If you know me at all, you know I have a thing for baby's heads. You know, the smell that is unspoiled by solid foods and too much shampoo. I love that smell and everytime I see a small baby at church, I have to smell his (or her...I'm not sexist when it comes to a baby's head!) head. It may be weird to some, but my friend's father understands. And something about that smell makes my heart catch just a little, my stomach tighten, and just for a minute, I can't NOT have any more kids.
Even though Ju Ju Bees is almost one year old (the 30th!), I still love to smell the top of his head. He's long past the smell of "Baby" but something about that kid and his soft downy head...it makes my heart swell everytime he is still enough to let me take a whiff. I told DH the other night, "Y'know, I wish I could bottle him up, and just keep the sweet that he is, so that when he's three and screaming at me or five and sassing me, I could just sprinkle a little of my sweet Ju Ju Bees on him." DH knows what I'm talking about.
Ju Ju Bees is easy-going (maybe it's because he's the third and has no choice) and I can't imagine life without him. I catch him sometimes as he's sitting playing with his toe or some other innocuous object, and I just watch him.

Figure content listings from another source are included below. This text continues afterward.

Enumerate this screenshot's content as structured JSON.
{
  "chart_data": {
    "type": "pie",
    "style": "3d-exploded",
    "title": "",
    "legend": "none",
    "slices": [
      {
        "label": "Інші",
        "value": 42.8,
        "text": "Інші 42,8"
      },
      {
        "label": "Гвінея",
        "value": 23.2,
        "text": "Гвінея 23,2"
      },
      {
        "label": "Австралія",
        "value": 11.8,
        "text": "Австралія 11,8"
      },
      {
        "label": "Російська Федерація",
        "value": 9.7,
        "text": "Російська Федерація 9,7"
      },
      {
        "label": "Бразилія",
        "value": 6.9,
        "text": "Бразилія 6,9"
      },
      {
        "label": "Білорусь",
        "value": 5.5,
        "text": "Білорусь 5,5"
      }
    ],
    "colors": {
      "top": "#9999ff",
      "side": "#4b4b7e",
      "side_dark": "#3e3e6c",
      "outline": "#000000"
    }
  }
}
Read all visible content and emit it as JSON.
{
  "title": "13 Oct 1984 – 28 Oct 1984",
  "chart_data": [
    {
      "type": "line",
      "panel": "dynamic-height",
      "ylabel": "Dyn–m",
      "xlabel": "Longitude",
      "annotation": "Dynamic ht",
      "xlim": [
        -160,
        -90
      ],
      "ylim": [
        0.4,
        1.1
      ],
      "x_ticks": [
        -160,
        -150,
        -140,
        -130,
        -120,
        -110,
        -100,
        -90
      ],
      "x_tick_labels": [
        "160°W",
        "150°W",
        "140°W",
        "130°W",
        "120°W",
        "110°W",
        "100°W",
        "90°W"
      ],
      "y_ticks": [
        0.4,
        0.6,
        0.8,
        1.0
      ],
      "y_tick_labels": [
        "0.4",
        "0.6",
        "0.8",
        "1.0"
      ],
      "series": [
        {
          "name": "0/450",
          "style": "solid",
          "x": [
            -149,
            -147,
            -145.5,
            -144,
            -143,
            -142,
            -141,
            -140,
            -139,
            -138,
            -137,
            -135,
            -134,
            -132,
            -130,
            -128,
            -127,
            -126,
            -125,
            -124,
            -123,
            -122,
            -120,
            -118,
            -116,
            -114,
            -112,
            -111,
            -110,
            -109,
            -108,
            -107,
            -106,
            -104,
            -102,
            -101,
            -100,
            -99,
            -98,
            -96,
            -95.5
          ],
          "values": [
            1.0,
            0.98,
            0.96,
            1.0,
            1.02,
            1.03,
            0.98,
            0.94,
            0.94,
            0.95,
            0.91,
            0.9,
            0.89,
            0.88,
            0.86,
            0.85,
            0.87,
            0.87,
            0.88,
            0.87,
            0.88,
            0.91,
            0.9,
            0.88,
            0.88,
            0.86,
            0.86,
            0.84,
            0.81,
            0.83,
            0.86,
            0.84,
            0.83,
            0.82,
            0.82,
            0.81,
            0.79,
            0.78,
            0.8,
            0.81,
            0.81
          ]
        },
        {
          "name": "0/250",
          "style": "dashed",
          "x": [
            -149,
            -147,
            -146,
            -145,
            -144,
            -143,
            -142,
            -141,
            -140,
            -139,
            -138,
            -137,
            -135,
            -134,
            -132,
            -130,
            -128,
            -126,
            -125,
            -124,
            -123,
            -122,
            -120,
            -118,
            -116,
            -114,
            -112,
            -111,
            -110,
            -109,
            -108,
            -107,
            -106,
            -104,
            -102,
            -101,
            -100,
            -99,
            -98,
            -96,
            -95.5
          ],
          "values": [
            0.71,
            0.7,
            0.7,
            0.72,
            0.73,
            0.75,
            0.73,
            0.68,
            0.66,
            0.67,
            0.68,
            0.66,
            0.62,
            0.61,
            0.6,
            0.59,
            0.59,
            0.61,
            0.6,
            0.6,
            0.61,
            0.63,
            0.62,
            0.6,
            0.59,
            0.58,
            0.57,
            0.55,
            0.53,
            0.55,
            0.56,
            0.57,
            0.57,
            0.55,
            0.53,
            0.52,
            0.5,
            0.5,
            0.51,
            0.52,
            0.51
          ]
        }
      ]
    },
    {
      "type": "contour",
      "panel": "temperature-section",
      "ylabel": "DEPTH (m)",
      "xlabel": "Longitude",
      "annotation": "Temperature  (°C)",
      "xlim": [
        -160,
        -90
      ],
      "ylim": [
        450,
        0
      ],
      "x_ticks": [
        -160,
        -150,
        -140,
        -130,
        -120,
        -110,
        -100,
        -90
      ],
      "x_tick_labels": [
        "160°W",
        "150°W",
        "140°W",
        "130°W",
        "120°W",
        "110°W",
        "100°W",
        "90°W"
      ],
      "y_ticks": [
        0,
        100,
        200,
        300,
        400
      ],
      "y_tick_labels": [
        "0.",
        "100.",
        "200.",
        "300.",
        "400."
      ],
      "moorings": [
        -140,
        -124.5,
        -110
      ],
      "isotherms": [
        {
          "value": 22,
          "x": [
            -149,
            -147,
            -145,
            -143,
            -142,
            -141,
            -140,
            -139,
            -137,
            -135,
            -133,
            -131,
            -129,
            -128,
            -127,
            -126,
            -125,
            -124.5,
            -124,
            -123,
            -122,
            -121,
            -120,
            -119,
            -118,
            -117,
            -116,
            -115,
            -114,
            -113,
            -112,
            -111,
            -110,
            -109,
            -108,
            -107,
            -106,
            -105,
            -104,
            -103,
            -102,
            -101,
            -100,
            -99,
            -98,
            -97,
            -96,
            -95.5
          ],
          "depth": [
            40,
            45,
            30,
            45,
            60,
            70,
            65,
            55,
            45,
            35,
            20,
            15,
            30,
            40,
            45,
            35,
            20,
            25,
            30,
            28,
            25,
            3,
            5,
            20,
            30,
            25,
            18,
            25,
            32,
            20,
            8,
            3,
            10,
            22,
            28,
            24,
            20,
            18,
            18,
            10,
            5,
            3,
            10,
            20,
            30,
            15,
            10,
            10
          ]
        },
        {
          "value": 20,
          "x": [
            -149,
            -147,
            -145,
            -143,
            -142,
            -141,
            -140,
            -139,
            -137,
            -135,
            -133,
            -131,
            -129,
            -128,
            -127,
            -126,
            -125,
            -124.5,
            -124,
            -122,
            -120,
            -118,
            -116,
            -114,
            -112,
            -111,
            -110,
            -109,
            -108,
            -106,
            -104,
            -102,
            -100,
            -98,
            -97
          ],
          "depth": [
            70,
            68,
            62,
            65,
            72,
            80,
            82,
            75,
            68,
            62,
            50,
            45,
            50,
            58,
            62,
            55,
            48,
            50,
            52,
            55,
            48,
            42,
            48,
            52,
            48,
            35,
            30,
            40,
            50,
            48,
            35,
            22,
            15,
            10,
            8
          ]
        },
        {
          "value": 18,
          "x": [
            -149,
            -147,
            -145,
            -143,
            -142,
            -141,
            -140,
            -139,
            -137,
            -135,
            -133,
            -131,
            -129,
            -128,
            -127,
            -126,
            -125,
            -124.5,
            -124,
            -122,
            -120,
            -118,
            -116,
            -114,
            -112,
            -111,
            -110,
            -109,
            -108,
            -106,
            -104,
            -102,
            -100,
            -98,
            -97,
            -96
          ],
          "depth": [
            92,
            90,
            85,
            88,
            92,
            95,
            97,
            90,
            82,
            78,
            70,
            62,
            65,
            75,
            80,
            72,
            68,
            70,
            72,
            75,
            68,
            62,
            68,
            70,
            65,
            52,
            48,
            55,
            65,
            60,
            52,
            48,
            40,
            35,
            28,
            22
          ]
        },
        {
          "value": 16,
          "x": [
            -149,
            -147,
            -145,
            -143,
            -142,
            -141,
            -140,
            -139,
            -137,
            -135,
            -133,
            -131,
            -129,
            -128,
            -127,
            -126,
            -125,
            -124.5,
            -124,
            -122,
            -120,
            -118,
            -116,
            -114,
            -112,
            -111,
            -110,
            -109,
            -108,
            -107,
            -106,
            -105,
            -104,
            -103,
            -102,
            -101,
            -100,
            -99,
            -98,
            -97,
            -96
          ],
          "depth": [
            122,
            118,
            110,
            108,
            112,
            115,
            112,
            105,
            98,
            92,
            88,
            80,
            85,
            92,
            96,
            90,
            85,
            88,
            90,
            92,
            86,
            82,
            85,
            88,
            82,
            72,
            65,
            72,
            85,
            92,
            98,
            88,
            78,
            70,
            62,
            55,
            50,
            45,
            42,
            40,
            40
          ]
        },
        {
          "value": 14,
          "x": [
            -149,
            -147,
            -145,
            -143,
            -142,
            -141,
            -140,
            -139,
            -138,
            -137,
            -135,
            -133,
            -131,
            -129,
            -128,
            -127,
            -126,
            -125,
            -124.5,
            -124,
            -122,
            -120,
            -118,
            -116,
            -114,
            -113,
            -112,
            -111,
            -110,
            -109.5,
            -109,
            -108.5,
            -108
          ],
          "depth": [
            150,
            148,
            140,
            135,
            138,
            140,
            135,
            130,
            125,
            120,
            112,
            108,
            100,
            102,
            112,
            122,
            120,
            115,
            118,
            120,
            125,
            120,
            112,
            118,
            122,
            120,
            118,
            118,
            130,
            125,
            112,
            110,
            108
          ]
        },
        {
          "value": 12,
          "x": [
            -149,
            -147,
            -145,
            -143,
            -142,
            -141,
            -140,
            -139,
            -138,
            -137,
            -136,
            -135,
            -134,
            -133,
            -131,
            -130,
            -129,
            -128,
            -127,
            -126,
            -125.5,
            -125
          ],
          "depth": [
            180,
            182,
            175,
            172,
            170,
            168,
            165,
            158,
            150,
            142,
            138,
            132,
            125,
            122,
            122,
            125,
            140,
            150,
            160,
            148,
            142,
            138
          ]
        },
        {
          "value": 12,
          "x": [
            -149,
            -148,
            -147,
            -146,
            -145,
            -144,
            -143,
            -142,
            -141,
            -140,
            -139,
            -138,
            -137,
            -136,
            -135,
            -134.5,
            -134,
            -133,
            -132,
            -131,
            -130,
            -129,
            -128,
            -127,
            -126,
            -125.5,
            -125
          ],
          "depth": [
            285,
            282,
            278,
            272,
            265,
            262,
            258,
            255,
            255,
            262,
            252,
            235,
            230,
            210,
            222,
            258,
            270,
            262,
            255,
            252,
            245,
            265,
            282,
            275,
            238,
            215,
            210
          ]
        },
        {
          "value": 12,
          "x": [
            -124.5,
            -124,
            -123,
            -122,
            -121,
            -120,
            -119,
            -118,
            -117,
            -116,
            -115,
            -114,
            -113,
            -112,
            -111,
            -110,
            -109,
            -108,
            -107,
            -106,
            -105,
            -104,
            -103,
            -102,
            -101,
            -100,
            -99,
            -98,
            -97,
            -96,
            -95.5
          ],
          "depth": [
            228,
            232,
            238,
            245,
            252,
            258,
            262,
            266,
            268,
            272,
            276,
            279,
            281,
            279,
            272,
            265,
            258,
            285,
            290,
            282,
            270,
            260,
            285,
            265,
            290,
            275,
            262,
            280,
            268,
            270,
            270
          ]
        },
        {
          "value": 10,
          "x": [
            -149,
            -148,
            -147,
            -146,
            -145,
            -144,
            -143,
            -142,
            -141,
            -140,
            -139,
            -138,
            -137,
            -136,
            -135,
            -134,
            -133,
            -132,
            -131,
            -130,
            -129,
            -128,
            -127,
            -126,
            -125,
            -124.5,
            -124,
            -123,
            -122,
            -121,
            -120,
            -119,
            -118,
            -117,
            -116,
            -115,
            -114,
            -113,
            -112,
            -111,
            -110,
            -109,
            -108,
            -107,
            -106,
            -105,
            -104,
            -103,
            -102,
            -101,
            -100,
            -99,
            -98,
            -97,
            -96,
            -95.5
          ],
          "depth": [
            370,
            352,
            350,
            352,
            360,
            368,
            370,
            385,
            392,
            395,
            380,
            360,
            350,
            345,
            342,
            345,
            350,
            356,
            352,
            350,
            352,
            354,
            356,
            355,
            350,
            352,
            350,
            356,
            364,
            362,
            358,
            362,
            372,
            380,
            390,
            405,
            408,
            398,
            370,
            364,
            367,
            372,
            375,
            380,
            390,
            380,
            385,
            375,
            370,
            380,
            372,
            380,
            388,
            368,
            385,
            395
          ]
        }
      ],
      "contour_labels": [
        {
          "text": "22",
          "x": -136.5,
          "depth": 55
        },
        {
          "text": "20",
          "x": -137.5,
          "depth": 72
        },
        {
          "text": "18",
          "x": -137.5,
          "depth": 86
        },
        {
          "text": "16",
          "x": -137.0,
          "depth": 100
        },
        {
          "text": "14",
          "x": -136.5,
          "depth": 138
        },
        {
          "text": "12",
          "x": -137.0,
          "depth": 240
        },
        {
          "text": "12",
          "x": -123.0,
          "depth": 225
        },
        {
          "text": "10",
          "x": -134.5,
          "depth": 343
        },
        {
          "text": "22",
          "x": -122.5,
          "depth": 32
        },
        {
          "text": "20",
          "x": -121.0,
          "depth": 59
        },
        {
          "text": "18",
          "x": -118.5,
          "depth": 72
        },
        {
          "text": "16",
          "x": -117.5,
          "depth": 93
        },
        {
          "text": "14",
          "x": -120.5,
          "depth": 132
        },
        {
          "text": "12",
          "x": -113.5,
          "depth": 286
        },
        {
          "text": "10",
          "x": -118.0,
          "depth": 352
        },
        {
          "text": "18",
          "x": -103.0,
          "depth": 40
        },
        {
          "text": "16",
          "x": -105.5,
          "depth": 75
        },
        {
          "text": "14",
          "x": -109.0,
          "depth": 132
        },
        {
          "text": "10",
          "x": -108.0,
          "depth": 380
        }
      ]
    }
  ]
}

More often than not, he'll scrunch up his nose and shrug his shoulders and just grin. He does have an opinion if something's removed from his chubby little hand, but it's usually short-lived. He loves the computer and is constantly trying to "check his me-mail" as Bounce says. DH and I are pretty strict about not letting him play with the computer and will swat his hand (barely, Grandmom!) and say "NO!" and move him away. Yesterday, he was really struggling after being told "no" twice. The third time I moved him, I walked away and just watched him. He sat there and shook his head "no" and then? He crawled off! Of course, he was back at it today, but a glimpse of obedience is better than nothing, I suppose.
Last week, we visited my extended family in Portland, and everyone made over the boys. Ju Ju Bees went to every "Granny Aunt" there and even all the cousins. He had the "Geraldine" look at first with everyone, but he never cried or even acted like he didn't want them to hold him. He's just sweet that way. I think Sunday School has definitely been a big help with that as none of the boys are criers when they have to go to class (and only have been when they've not felt well or something).
Anyway, that's a lot of words just to say, I love my Ju Ju Bees and could just squeeze him all the time...if he'd just be still long enough! I guess I'm feeling a little like Mary as she pondered all these things in her heart. Ju Ju Bees is on the beginning end of walking and has taken 3-5 steps at a time. Maybe it just seems so bittersweet because he'll probably be our last or maybe because of his surgery, but whatever the reason, I cherish every day I have with him and with his brothers. I am grateful to the Lord Jesus who has given us every good and perfect gift, and I know that those gifts include my sons.